A collaboration between the NHS in Hull and AstraZeneca aims to deliver improvements in care on similar principles. At the core of the Sentinel Project is the implementation of local asthma guidelines, delivery of targeted patient reviews, and education packaged to clinicians and patients.
Early data from the first PCN in Hull shows a reduction in SABA inhaler use; the PCN has gone from high use (98th percentile) to below the national average (41st percentile) in four months. The number of blue inhalers prescribed in just two PCNs has reduced by nearly 7,000 units, equating to an offset of over 195,000 kg in CO2 emissions, in under six months.
Consultant respiratory physician Dr Mike Crooks says: “We need to help people living with asthma recognise what over-reliance on reliever inhalers is and to seek out an asthma review from their GP, nurse or pharmacist.”
Although there are no plans for a national inhaler disposal scheme, one manufacturer taking the lead is Chiesi, manufacturer of Clenil and Fostair, whose postal inhaler recycling pilot in Leicestershire, ‘Take AIR’ (Action for Inhaler Recycling), has just been expanded to the county’s hospitals. Take AIR allows people to recycle their empty, unwanted or out-of-date inhalers through the post. Many of the components are recovered and recycled and non-recyclable materials are destroyed through ‘energy-from-waste’.
Almost two-thirds (63 per cent) of pharmacies across Leicestershire have been supplying envelopes to patients. So far, almost 2,000 envelopes (each holding up to four inhalers) have been returned to the specialist recycling centre via Royal Mail, resulting in just short of 7,000 inhalers successfully diverted from municipal waste and recycled.
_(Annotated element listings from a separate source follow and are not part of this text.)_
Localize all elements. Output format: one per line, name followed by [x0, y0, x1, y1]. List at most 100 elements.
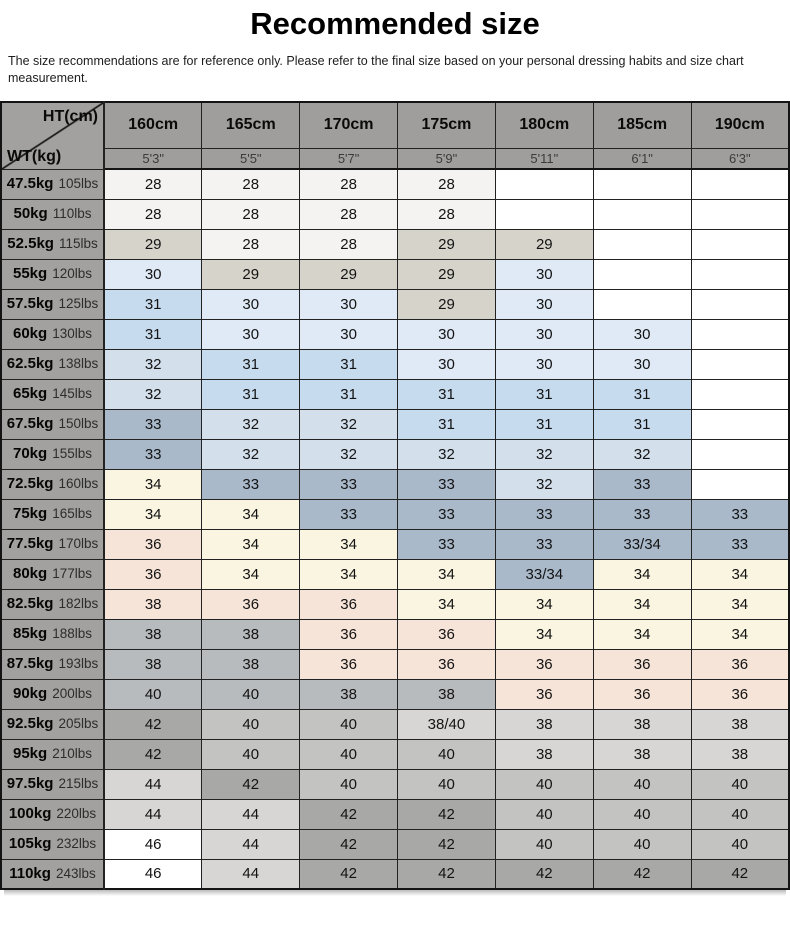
- size-cell: 34: [592, 618, 692, 650]
- table-row: 95kg 210lbs 42 40 40 40 38 38 38: [0, 738, 790, 770]
- size-cell: 40: [397, 768, 496, 800]
- weight-lbs: 105lbs: [58, 176, 99, 191]
- size-cell: 34: [494, 588, 594, 620]
- size-cell: 34: [201, 528, 301, 560]
- weight-label: 52.5kg 115lbs: [0, 228, 105, 260]
- size-cell: 44: [201, 798, 301, 830]
- table-bottom-shadow: [4, 890, 786, 896]
- size-cell: [690, 318, 790, 350]
- header-row-cm: HT(cm) WT(kg) 160cm 165cm 170cm 175cm 180cm 1…: [0, 101, 790, 170]
- size-cell: 33: [494, 528, 594, 560]
- size-cell: 30: [397, 318, 496, 350]
- size-cell: 40: [397, 738, 496, 770]
- table-row: 92.5kg 205lbs 42 40 40 38/40 38 38 38: [0, 708, 790, 740]
- col-header-cm: 160cm: [103, 101, 203, 149]
- size-cell: 34: [494, 618, 594, 650]
- size-cell: 31: [103, 318, 203, 350]
- table-row: 87.5kg 193lbs 38 38 36 36 36 36 36: [0, 648, 790, 680]
- size-cell: 40: [299, 708, 399, 740]
- weight-kg: 105kg: [8, 835, 52, 852]
- size-cell: [690, 438, 790, 470]
- table-row: 97.5kg 215lbs 44 42 40 40 40 40 40: [0, 768, 790, 800]
- weight-label: 55kg 120lbs: [0, 258, 105, 290]
- size-cell: 44: [103, 768, 203, 800]
- size-cell: 33: [397, 498, 496, 530]
- size-cell: 42: [299, 858, 399, 890]
- weight-label: 92.5kg 205lbs: [0, 708, 105, 740]
- size-cell: 38: [103, 588, 203, 620]
- weight-lbs: 205lbs: [58, 716, 99, 731]
- table-row: 47.5kg 105lbs 28 28 28 28: [0, 168, 790, 200]
- size-chart-header: HT(cm) WT(kg) 160cm 165cm 170cm 175cm 180cm 1…: [0, 101, 790, 170]
- table-row: 60kg 130lbs 31 30 30 30 30 30: [0, 318, 790, 350]
- weight-kg: 97.5kg: [6, 775, 54, 792]
- size-cell: 30: [494, 258, 594, 290]
- size-cell: 33: [201, 468, 301, 500]
- weight-lbs: 220lbs: [56, 806, 97, 821]
- weight-label: 62.5kg 138lbs: [0, 348, 105, 380]
- table-row: 55kg 120lbs 30 29 29 29 30: [0, 258, 790, 290]
- col-header-cm: 170cm: [299, 101, 399, 149]
- size-cell: 32: [201, 408, 301, 440]
- col-header-cm: 185cm: [592, 101, 692, 149]
- weight-kg: 47.5kg: [6, 175, 54, 192]
- table-row: 50kg 110lbs 28 28 28 28: [0, 198, 790, 230]
- weight-lbs: 232lbs: [56, 836, 97, 851]
- size-cell: 36: [690, 678, 790, 710]
- table-row: 90kg 200lbs 40 40 38 38 36 36 36: [0, 678, 790, 710]
- size-cell: 30: [201, 318, 301, 350]
- col-header-ftin: 5'9": [397, 147, 496, 170]
- size-cell: 30: [494, 288, 594, 320]
- col-header-ftin: 5'11": [494, 147, 594, 170]
- size-cell: 38: [103, 618, 203, 650]
- table-row: 85kg 188lbs 38 38 36 36 34 34 34: [0, 618, 790, 650]
- size-cell: 38: [103, 648, 203, 680]
- size-cell: 30: [299, 288, 399, 320]
- size-cell: 31: [494, 408, 594, 440]
- weight-lbs: 150lbs: [58, 416, 99, 431]
- size-cell: 42: [299, 828, 399, 860]
- size-cell: 30: [494, 348, 594, 380]
- size-cell: [592, 168, 692, 200]
- weight-label: 80kg 177lbs: [0, 558, 105, 590]
- size-cell: 36: [494, 678, 594, 710]
- weight-kg: 70kg: [13, 445, 48, 462]
- size-cell: 34: [103, 498, 203, 530]
- weight-kg: 55kg: [13, 265, 48, 282]
- size-cell: 29: [397, 288, 496, 320]
- col-header-ftin: 6'3": [690, 147, 790, 170]
- weight-lbs: 182lbs: [58, 596, 99, 611]
- size-cell: 28: [299, 228, 399, 260]
- weight-lbs: 170lbs: [58, 536, 99, 551]
- size-cell: 29: [299, 258, 399, 290]
- size-cell: 44: [103, 798, 203, 830]
- size-cell: 32: [103, 378, 203, 410]
- size-cell: [690, 288, 790, 320]
- size-cell: 34: [201, 498, 301, 530]
- size-chart-body: 47.5kg 105lbs 28 28 28 28 50kg 110lbs 28 28 28 28 52…: [0, 168, 790, 890]
- size-cell: 44: [201, 828, 301, 860]
- weight-lbs: 110lbs: [52, 206, 92, 221]
- weight-label: 97.5kg 215lbs: [0, 768, 105, 800]
- size-cell: 28: [299, 168, 399, 200]
- size-cell: 40: [201, 708, 301, 740]
- size-cell: 40: [592, 768, 692, 800]
- size-cell: 33/34: [494, 558, 594, 590]
- weight-kg: 80kg: [13, 565, 48, 582]
- weight-lbs: 138lbs: [58, 356, 99, 371]
- size-cell: 33: [397, 528, 496, 560]
- size-cell: 38: [690, 738, 790, 770]
- size-cell: 38: [299, 678, 399, 710]
- corner-header: HT(cm) WT(kg): [0, 101, 105, 170]
- size-cell: 28: [299, 198, 399, 230]
- header-row-ftin: 5'3" 5'5" 5'7" 5'9" 5'11" 6'1" 6'3": [1, 147, 790, 170]
- size-cell: 28: [201, 228, 301, 260]
- size-cell: 28: [103, 198, 203, 230]
- col-header-cm: 175cm: [397, 101, 496, 149]
- size-cell: 34: [201, 558, 301, 590]
- weight-label: 57.5kg 125lbs: [0, 288, 105, 320]
- size-cell: [592, 258, 692, 290]
- weight-lbs: 215lbs: [58, 776, 99, 791]
- weight-label: 72.5kg 160lbs: [0, 468, 105, 500]
- size-cell: [494, 168, 594, 200]
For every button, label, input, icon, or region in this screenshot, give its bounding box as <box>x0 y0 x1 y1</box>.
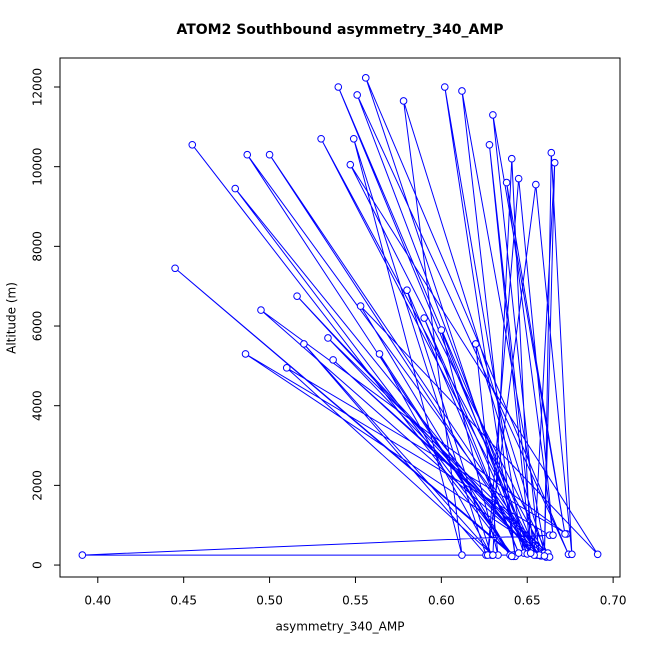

Tom Delahoyde, managing director of Chiesi (UK and Ireland), says: “As a certified B Corp [the international certification of a company’s social and environmental performance], we believe everyone can make a difference to protecting our environment.”
Diljit Singh Baghra, pharmacist owner at Astill Lodge Pharmacy in Leicester says: “The enthusiasm from patients has been brilliant. We have even had patients tell us that they have old inhalers saved up in a cupboard somewhere which they didn’t know what to do with, and now they do.”
Injection pen recycling
Novo Nordisk has launched the UK’s first recycling scheme for plastic injection pens used by people with diabetes, obesity and growth disorders. PenCycle covers the company’s FlexPen and FlexTouch products.
The scheme has launched at participating pharmacies in three pilot locations – Greater Glasgow & Clyde, Greater Manchester and Leicestershire & Rutland. Patients can recycle pens by dropping them off at participating pharmacies, sending via pre-paid Royal Mail boxes or a pick-up ‘at home’ collection scheme. Across the three pilot locations, Novo Nordisk estimates that 150,000 plastic injection pen devices, equating to two tonnes of plastic, could be diverted from UK landfill by June 2022.
Participating pharmacies receive a starter pack containing all materials, including practical guidance for pharmacy staff and materials for patients to take home.